— Ты думаешь, она просто так появилась из многовекового забвения именно сейчас? Конечно, спасибо нашему другу господину Лису, но мне кажется, он выступил проводником и посредником. В волшебных сказках, которые я читала дома, подобные вещи наделены собственной волей, и она не всегда учитывает волю живущих сейчас людей. А правители для такого — и вовсе разменная монета.
— Лучше бы разменяли моего братца.
— Очевидно, он не подошёл. Но ему и так досталось, судя по твоему рассказу и комментариям господина Вителлио.
— Да, но его же никто не заставлял быть таким упёртым, вредным и злобным всю его жизнь? — рассмеялся Фалько. — Радость моя, может быть, ну их? Ты изо всех сил оттягиваешь свадебный обряд, но ты не отказываешься от вечера любви, — он поцеловал Лизавету и растрепал её тощую косицу.

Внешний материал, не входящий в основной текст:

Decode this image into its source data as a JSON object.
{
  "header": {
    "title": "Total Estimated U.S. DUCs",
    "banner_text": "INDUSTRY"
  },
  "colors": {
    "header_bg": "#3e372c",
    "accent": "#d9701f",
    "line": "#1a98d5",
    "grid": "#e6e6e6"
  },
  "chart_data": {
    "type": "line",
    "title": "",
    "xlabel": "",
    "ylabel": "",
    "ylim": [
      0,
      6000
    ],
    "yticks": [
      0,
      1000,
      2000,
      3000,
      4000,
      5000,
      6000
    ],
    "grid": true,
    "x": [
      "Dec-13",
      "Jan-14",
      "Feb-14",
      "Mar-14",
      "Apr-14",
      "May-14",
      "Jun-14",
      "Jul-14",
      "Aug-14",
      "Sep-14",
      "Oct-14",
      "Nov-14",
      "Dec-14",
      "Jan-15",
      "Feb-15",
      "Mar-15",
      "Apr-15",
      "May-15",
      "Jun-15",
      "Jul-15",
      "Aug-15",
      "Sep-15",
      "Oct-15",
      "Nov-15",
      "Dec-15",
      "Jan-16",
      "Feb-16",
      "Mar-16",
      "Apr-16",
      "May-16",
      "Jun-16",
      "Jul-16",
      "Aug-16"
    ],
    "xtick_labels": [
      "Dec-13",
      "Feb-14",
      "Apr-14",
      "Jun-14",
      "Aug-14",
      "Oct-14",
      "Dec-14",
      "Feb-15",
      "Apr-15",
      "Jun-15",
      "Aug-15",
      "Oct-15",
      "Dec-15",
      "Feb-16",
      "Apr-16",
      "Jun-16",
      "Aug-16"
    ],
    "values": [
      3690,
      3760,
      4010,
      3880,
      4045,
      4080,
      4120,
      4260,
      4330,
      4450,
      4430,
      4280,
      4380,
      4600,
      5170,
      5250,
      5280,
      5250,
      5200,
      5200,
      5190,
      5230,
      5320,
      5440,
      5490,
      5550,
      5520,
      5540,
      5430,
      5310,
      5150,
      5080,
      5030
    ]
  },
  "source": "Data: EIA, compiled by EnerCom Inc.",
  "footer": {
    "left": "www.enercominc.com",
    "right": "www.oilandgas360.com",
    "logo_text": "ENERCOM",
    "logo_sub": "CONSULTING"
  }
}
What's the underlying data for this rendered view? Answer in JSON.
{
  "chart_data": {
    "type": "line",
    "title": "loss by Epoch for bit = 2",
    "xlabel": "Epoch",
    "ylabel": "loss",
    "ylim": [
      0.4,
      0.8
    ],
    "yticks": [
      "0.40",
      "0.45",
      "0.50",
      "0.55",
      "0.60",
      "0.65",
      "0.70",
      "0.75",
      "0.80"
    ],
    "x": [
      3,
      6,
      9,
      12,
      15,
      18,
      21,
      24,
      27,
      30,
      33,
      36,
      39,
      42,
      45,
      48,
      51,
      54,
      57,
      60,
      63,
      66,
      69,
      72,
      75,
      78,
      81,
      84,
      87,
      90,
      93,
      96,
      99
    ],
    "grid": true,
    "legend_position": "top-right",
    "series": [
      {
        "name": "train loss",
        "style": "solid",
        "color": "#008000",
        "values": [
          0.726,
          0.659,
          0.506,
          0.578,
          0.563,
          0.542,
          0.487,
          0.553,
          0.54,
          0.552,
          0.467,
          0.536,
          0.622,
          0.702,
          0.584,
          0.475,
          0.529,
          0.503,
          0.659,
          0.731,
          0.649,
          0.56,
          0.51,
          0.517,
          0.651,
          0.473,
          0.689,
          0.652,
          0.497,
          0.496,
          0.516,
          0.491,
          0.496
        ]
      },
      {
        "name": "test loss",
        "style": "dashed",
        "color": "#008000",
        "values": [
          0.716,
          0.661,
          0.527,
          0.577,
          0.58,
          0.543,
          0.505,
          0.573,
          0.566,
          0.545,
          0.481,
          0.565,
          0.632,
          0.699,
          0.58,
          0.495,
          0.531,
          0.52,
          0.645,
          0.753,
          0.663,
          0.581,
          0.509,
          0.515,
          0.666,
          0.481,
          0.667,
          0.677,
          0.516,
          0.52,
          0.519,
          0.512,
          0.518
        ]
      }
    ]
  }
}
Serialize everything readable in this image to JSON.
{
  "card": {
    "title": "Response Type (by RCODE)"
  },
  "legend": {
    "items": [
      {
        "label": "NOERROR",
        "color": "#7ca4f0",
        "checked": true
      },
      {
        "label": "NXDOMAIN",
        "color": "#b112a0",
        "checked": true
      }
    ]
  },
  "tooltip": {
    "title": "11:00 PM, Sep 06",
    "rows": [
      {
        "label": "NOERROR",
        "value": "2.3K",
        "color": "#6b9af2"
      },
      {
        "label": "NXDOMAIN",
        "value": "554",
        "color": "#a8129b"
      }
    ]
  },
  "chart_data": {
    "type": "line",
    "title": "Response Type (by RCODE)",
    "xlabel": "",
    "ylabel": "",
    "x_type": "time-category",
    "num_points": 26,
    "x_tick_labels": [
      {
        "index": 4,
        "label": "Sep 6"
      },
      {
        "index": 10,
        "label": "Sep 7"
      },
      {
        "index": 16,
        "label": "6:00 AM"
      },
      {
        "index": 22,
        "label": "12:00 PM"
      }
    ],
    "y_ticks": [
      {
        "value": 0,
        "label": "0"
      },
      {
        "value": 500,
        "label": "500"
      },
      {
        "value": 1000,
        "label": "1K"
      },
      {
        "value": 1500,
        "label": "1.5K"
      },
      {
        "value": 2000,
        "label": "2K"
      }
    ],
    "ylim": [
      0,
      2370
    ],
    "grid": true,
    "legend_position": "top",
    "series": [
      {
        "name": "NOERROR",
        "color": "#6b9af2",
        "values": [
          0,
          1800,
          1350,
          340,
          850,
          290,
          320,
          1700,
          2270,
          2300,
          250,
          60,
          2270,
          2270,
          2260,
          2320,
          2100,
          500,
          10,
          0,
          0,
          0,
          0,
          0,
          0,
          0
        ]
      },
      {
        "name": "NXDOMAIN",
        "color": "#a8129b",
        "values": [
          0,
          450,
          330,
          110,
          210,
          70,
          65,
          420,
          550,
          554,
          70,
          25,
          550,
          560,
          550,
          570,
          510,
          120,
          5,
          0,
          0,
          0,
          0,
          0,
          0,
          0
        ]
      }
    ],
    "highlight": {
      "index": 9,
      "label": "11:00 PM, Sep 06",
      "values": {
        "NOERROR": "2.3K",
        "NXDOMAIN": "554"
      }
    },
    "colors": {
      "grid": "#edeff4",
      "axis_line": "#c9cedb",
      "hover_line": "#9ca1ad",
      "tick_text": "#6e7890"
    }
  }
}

— Оттягиваю, ага. Ты как будто с женой никогда не жил, честное слово! Это тебе можно помыться, и даже воду не греть, одеться, и пойти, а если я так поступлю, то на тебя же будут пальцами показывать и изумляться, что за чучело ты взял в жёны. А что до моих желаний… я думаю, что пока мы счастливы вместе — надо пользоваться. Мы не знаем, сколько времени нам дано. И сколько проживет наше счастье, и что останется. Прости меня, я не сомневаюсь в тебе, нет, я просто старый циник. Я люблю тебя и боюсь тебя потерять.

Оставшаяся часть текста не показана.